Tris nodded. They had done this kind of spell once before, to find out why the Bit Island watchtower had exploded. Remembering how they had worked it, she threw a rope of power to Niko, letting him draw on her strength as well as his own. With her improved magical vision, she saw the power that jumped from his fingertips as a series of lightning-bright threads. The threads wove themselves into a circle around Niko and Tris, then spread to enclose them in a globe of cobwebs that blazed like the sun. Tris shut her eyes, hoping to blot out the too-bright image, only to find the magic was still visible, though not the room. Sighing, she opened her eyes in time to see Niko make two cuts, one to each palm. He let the blood drip. It entered the spell-webs and raced through them, making them vanish. Now they saw the ghostly image of a short, dark-haired woman at the counter. From each of five bottles she dropped liquid onto five pieces of –

“That looks like bacon,” she muttered.

Niko squinted for a better look. “It is bacon.”

The woman made a note in a journal, watching the raw meat intently. One strip turned green and fell apart. One crinkled and turned yellow. A third liquefied. The remaining two turned black as coal, as if they had been cooked for much too long.

From the way she reacted, the dark-haired woman was furious. She flipped to an earlier page in her journal and crossed out what looked like recipes with angry slashes of her pen. She tugged her hair, hit the counter, and burst into tears. At last she stoppered the glass vials and put them in a covered basket. Something then made her pause.

She drew a purse through an opening in her skirt and upended it into her palm. A few copper coins spilled out. She stared at them, lips moving – counting, Tris guessed.

“No,” whispered Niko, “you dolt, stop and think. There are reasons why the law says magical things must be disposed of at Winding Circle.”

The woman counted her money again, then stared at her basket. Opening it, she removed the vials and emptied them into a wooden bowl. She closed the journal, tied a ribbon that glowed with magical symbols around it, and reached into the shelves in front of her, groping. The shelves swung open to reveal a hidden compartment. She set the journal there and closed it. Bowl in hand, the mage walked through Tris, opened a ghost door, and passed through the real one, out of their sight.
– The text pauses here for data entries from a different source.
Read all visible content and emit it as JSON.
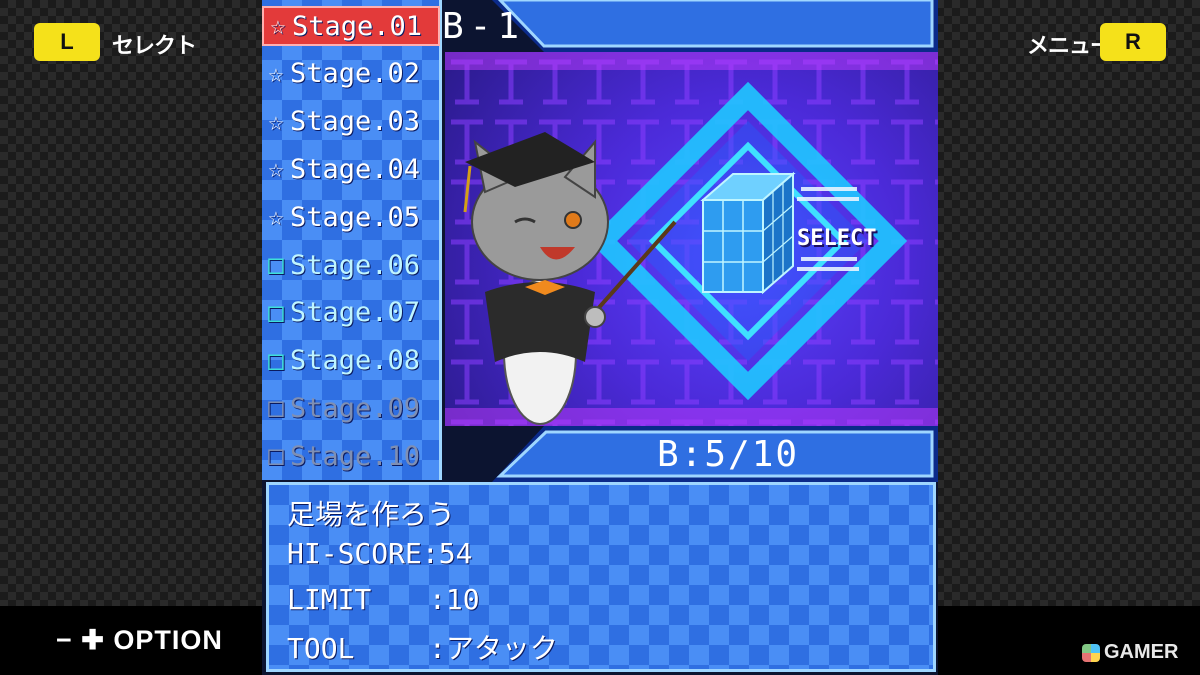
{
  "left_button": {
    "key": "L",
    "label": "セレクト"
  },
  "right_button": {
    "key": "R",
    "label": "メニュー"
  },
  "option_label": "OPTION",
  "option_icons": "− ✚",
  "watermark": "GAMER",
  "stages": [
    {
      "label": "Stage.01",
      "status": "cleared",
      "selected": true
    },
    {
      "label": "Stage.02",
      "status": "cleared",
      "selected": false
    },
    {
      "label": "Stage.03",
      "status": "cleared",
      "selected": false
    },
    {
      "label": "Stage.04",
      "status": "cleared",
      "selected": false
    },
    {
      "label": "Stage.05",
      "status": "cleared",
      "selected": false
    },
    {
      "label": "Stage.06",
      "status": "open",
      "selected": false
    },
    {
      "label": "Stage.07",
      "status": "open",
      "selected": false
    },
    {
      "label": "Stage.08",
      "status": "open",
      "selected": false
    },
    {
      "label": "Stage.09",
      "status": "locked",
      "selected": false
    },
    {
      "label": "Stage.10",
      "status": "locked",
      "selected": false
    }
  ],
  "stage_title": "B-1",
  "progress": "B:5/10",
  "preview_label": "SELECT",
  "info": {
    "stage_name": "足場を作ろう",
    "hiscore_label": "HI-SCORE",
    "hiscore_value": "54",
    "limit_label": "LIMIT",
    "limit_value": "10",
    "tool_label": "TOOL",
    "tool_value": "アタック"
  },
  "colors": {
    "accent_yellow": "#f5e11a",
    "panel_blue": "#2f6fe2",
    "selected_red": "#e33a3a",
    "border_light": "#9fd6ff"
  }
}
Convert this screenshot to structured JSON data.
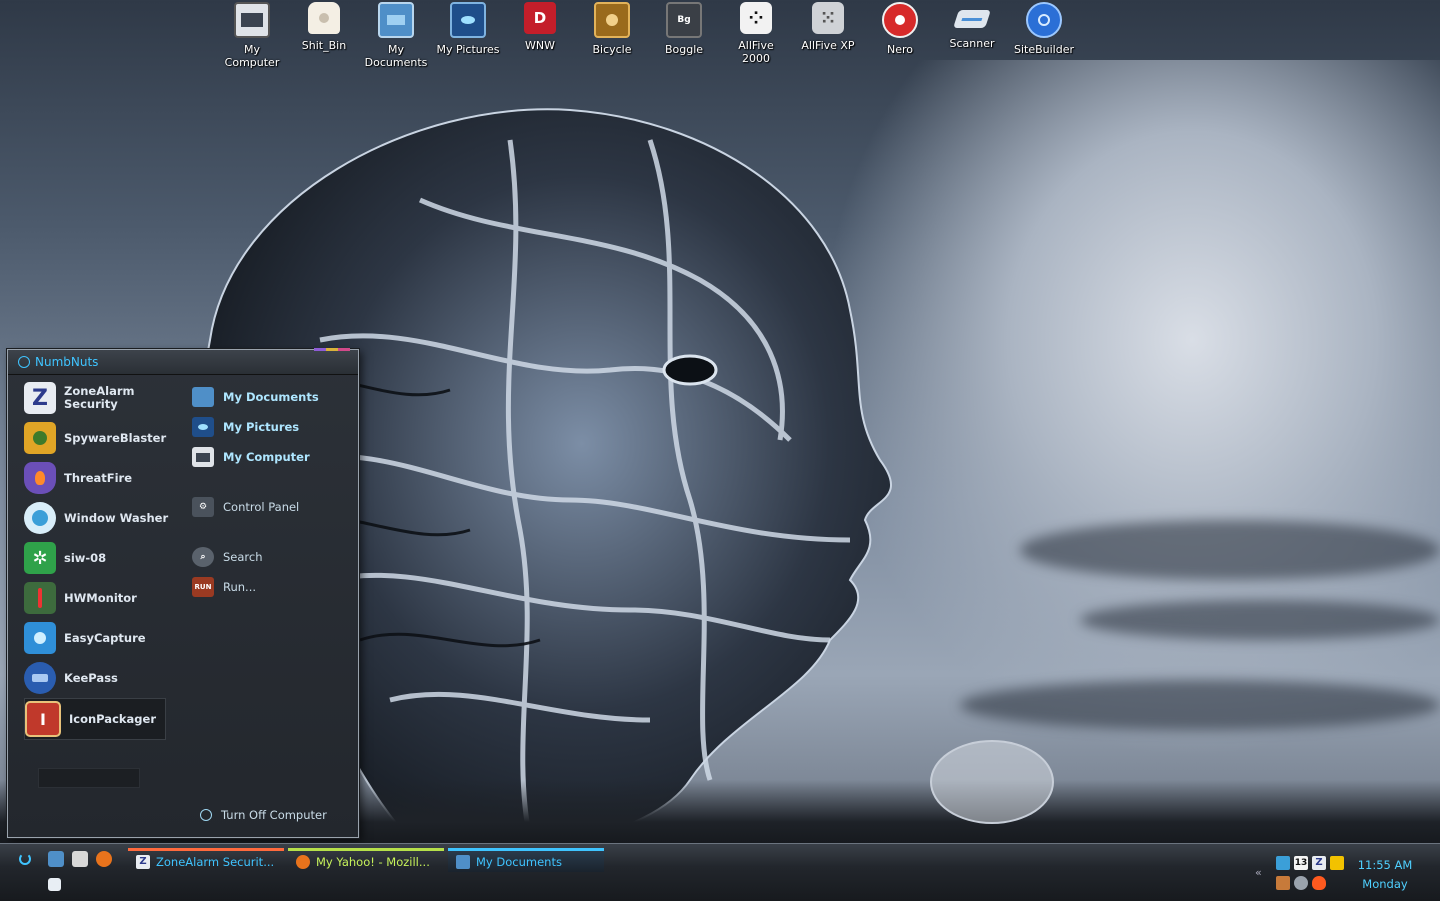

“Stupid,” whispered Niko, as passionately angry as Tris had ever seen him. He stalked over to the shelves and reached under one, searching for the catch to the hidden compartment. “Stupid, stupid, stupid!”

“She just got rid of a potion that didn’t work,” protested Tris. When his search proved fruitless, she boosted herself onto the counter and thrust her smaller hand behind the bottles. She was interested to see that they were glued into place, never meant for use in the dead mage’s work. Finding the catch, she tugged, and the shelf door swung open. She dropped to the floor as Niko removed the journal.

“She dumped five magically enhanced fluids that had not been properly neutralized,” Niko rapped back. “With no thought of how they might interact with anything else. The fee charged to handle these things is small. Gods of light and knowledge save me from coin-pinching lackwits!”